17.1 Targeted campaign to prevent suicide

This measure is aimed to help people with suicide intent by encouraging help-seeking behaviour, and breaking a suicidal state of mind. This can be done by providing information about possibilities of psychological support or counselling, and perhaps more controversially, by reducing the attractiveness of the railway as a place for suicide on the long term. In particular contexts and depending on the message delivered by the campaign, this measure may also be used to raise awareness of suicide problems among the general public and to facilitate early interventions by people around persons at risk.
  • Effectiveness depends on having a targeted type of incident and audience. Both the target incident and the audience should be clearly identified in order to design the campaign as well as to assess its impact. This can be done through data collection and observation at site. Collaborative approach involving stakeholders has been also emphasized as a success factor.
  • Working with suicide prevention and/or mental health charities in the design of the campaign can ensure appropriate messages are delivered.
  • The message to rail users should be that the posters are there because stations are great places to support communities, rather than being a location where people have taken their lives.
  • The posters should encourage help seeking behaviour, rather than directly discouraging suicide.
  • Campaigns can aim to make rail stations a happier environment for passengers:
    • Increase the number staff in the stations to create a more social and interactive atmosphere for passengers
    • The Brighter Journey campaign in the UK provides a range of ideas which include big flower displays, pleasing scents, bird songs and/or soothing music, giving pieces of paper with inspirational poems to passengers at stations, offering seeded papers to passengers so they could plant flowers at their homes, etc.
  • Avoid directly associating the railway station with suicide as this may highlight a location where someone can take their own life.
  • Fast decline expected; needs to be repeated for durable effect.
  • Be aware that sometimes in an environment your main language is not the only spoken one.

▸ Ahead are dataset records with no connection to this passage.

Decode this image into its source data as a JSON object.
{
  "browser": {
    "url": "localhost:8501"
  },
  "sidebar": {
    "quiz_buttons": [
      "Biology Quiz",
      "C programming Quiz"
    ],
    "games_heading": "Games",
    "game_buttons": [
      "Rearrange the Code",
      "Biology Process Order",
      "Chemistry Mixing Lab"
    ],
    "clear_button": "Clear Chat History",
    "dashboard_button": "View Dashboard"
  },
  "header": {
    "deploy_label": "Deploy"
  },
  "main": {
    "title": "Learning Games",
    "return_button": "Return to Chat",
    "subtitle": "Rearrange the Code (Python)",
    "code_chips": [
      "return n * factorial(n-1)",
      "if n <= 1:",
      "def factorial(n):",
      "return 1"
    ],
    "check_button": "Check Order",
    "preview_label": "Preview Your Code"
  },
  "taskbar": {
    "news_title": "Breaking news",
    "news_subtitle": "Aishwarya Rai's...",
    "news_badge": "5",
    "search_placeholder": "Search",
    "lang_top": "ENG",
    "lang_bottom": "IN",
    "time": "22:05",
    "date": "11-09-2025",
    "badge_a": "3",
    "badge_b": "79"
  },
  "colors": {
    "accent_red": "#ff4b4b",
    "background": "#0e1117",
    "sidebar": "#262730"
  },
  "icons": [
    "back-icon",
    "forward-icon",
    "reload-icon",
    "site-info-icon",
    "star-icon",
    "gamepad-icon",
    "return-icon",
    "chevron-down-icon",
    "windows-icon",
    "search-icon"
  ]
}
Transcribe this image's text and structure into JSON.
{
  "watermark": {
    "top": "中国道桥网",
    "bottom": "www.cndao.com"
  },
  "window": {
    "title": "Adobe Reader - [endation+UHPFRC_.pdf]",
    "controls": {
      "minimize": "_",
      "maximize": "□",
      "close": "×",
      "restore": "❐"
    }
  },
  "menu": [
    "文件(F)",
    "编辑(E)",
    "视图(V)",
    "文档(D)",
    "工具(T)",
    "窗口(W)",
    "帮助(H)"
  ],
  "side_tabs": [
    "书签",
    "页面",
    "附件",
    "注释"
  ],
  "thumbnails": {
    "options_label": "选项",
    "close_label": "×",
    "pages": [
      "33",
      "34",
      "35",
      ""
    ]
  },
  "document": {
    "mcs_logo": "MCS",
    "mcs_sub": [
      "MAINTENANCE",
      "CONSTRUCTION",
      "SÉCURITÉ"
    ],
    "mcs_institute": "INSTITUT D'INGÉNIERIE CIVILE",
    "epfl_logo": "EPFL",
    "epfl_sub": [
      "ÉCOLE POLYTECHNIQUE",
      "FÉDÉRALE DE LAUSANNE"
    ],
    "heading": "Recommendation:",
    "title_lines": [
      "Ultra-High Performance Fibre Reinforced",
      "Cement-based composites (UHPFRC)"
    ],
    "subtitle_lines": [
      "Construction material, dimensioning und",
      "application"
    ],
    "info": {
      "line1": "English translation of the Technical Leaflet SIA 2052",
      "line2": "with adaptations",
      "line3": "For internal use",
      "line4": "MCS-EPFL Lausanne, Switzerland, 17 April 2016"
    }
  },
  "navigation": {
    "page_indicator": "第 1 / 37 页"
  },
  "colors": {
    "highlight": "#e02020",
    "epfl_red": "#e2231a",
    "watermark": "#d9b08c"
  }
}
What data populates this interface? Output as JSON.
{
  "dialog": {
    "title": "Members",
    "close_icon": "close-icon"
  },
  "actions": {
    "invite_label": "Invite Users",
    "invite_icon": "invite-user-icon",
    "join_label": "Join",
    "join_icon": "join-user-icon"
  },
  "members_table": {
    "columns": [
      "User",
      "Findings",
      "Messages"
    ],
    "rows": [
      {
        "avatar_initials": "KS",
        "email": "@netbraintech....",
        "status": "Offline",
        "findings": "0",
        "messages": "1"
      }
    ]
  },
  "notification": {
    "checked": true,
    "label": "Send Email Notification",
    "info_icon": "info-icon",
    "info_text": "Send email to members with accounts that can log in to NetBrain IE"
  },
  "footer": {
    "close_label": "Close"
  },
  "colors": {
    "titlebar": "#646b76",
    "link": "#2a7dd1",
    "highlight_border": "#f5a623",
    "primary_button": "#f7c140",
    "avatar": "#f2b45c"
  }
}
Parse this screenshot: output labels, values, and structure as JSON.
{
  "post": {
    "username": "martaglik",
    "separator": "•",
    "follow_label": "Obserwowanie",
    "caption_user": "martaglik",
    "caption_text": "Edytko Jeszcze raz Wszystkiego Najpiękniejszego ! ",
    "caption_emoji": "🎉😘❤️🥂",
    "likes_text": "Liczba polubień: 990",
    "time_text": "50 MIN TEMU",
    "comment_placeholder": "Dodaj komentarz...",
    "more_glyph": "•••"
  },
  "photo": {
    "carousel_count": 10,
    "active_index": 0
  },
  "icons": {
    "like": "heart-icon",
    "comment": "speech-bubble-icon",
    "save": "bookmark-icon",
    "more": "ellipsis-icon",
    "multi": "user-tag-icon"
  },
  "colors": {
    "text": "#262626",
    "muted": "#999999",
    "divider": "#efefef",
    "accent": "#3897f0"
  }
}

So maybe your text on flyers, billboards or messages in community centres should also be in foreign languages. In this sense, pay special attention to the areas with high ethnic minority populations. However, you must also manage expectations: if someone feeling suicidal sees a poster written in a foreign language and then makes a call to the emergency number, what happens if the operator answering the phone only speaks the national language?
  • Acceptance may depend on the target incident as well as on the approach chosen to deliver the message. For example, fear appeals (using explicit pictures of crashes, casualties, injuries and blood, and the related emotions of pain, sorrow and grief of victims and relatives) might have contrasted effects depending on the culture and the group.
  • For poster campaigns at stations there can be issues regarding usage of advertising space for suicide prevention posters.
  • If the rail network is franchised different franchised stations may have their own brand guidelines that prohibit perceptively ‘negative’ advertising in favour of a friendly and welcoming station environment. Rail industry engagement is therefore necessary in planning.
  • Try to cooperate with national helplines or psychiatric institutions.
  • A media campaign has virtually no effect if it is not combined with other measures. It is recommended to reinforce information campaigns by combining them with security patrols, engineering measures (such as fencing) or safety and emergency information at stations, or with educational measures (gatekeeper training).
  • Technologies like websites, mobiles devices etc. may provide new access to targeted audiences. They can also decrease costs related to media coverage.
  • In the domain of road safety, Hoekstra & Wegman (2011) have emphasized that the potential effectiveness of campaign depends on (1) the baseline of the behaviour to be influenced, (2) whether or not suitable alternatives are provided to the audience to deal with the dangers that a behaviour present, (3) the combination with other measures such as enforcement, education, personal communication, etc.
  • Krysinska & De Leo (2008) report on “indirect evidence” to support media campaigns to prevent suicide.
  • According to an internal analysis in Belgium, such a campaign lowers the barrier to proceed to suicide on the railway.
  • Several different mass media campaigns (i.e. commercials on TV and movie theatres) have been set in Sweden, but there has never been any evaluation done.
  • There are few studies or interventions considering the ability to influence the choice of method (perhaps by the controversial option of explaining the potential delay in death and possible mutilation, without death) – (Mishara, 2007).